Traduttore: P. Olivieri
Collana: Pandora
Anno edizione: 2016
Pagine: 290 p. , Rilegato
  • EAN: 9788820060497


Vincitore del premio Ramon Llull

Un amore unico e impossibile, una ricerca struggente, un viaggio nelle librerie più belle del mondo.

Forse da qui a molto tempo, quando non ci sarò più neanch’io, qualcuno sarà incuriosito dal titolo di un libro, lo prenderà e ci troverà dentro una storia modesta che gli farà capire che donna era Pauline e cosa sentiva e come viveva e come amava… E, dopo averlo letto, forse poserà la mano sulla copertina e potrà esclamare: amici, l’amore esiste. L’amore è la risposta.
Perché è la risposta, no?

La storia d’amore tra Paulina e Jean-Pierre non è racchiusa in un libro.

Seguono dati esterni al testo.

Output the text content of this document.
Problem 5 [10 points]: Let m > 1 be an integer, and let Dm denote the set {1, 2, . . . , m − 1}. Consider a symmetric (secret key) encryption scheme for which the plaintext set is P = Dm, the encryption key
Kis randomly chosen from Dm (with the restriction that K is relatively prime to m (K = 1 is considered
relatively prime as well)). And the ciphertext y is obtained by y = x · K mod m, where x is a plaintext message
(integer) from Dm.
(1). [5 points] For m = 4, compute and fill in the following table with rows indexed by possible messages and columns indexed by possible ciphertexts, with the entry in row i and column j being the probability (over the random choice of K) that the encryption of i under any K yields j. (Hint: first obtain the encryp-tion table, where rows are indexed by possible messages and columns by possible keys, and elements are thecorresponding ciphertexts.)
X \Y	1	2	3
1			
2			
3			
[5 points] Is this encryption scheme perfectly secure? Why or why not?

È sparpagliata in una moltitudine di libri, conservati sugli scaffali delle più belle librerie del mondo. Perché è lì che Paulina ha lasciato le tracce di sé stessa, tra le pagine di romanzi, enciclopedie e saggi che parlano di farfalle. Piccoli biglietti da visita che contengono le sue parole per Jean-Pierre, l’uomo che, per quattro giorni, è stato il centro del suo mondo, il motore della sua vita.
Quando si incontrano, Paulina è una giovane e affascinante donna sposata e madre di una bambina. Non è un matrimonio infelice, il suo, ed è contenta di essere diventata mamma. Eppure, quel giorno, a Parigi, l’emozione che prova è incontenibile. Non può fare a meno di lasciarsi trascinare in una relazione clandestina da quell’uomo che, in fondo, rappresenta l’ultimo dei romantici: è un gallerista della Rive Gauche, fuma la pipa, ama l’arte e la letteratura e gira il mondo alla ricerca di libri sulle farfalle. Per quattro giorni, durante quel lungo weekend all’ombra della Torre Eiffel, Paulina e Jean-Pierre si amano, si cercano, si perdono e si ritrovano, si promettono amore eterno. E poi si lasciano. Lei torna da suo marito e dalla sua bambina; lui alla sua vita solitaria, isolato dal mondo. Per qualche tempo il loro rapporto continua, tra lettere che raccontano di un amore puro e travolgente. Ma quando la morte sorprende Paulina, tutto finisce.
Trent’anni dopo, sarà Gina, la figlia di Paulina, a inseguire in giro per il mondo i segni lasciati dalla madre. Tutto ha inizio quando uno sconosciuto si presenta alla sua porta. Tra le mani, un biglietto trovato anni prima, nascosto tra le pagine di un libro in una libreria di Londra. Uno dei biglietti lasciati dalla madre di Gina, con un numero di telefono e un invito: Appelle-moi, chiamami. Così Gina decide di partire, alla ricerca di una donna che non ha avuto tempo di conoscere, di una madre che le è stata strappata via troppo presto. E quel viaggio tra le librerie sparse per il mondo, per ricucire insieme i fili della storia d’amore tra Paulina e Jean-Pierre, porterà Gina a ritrovare una persona persa da tempo: sé stessa.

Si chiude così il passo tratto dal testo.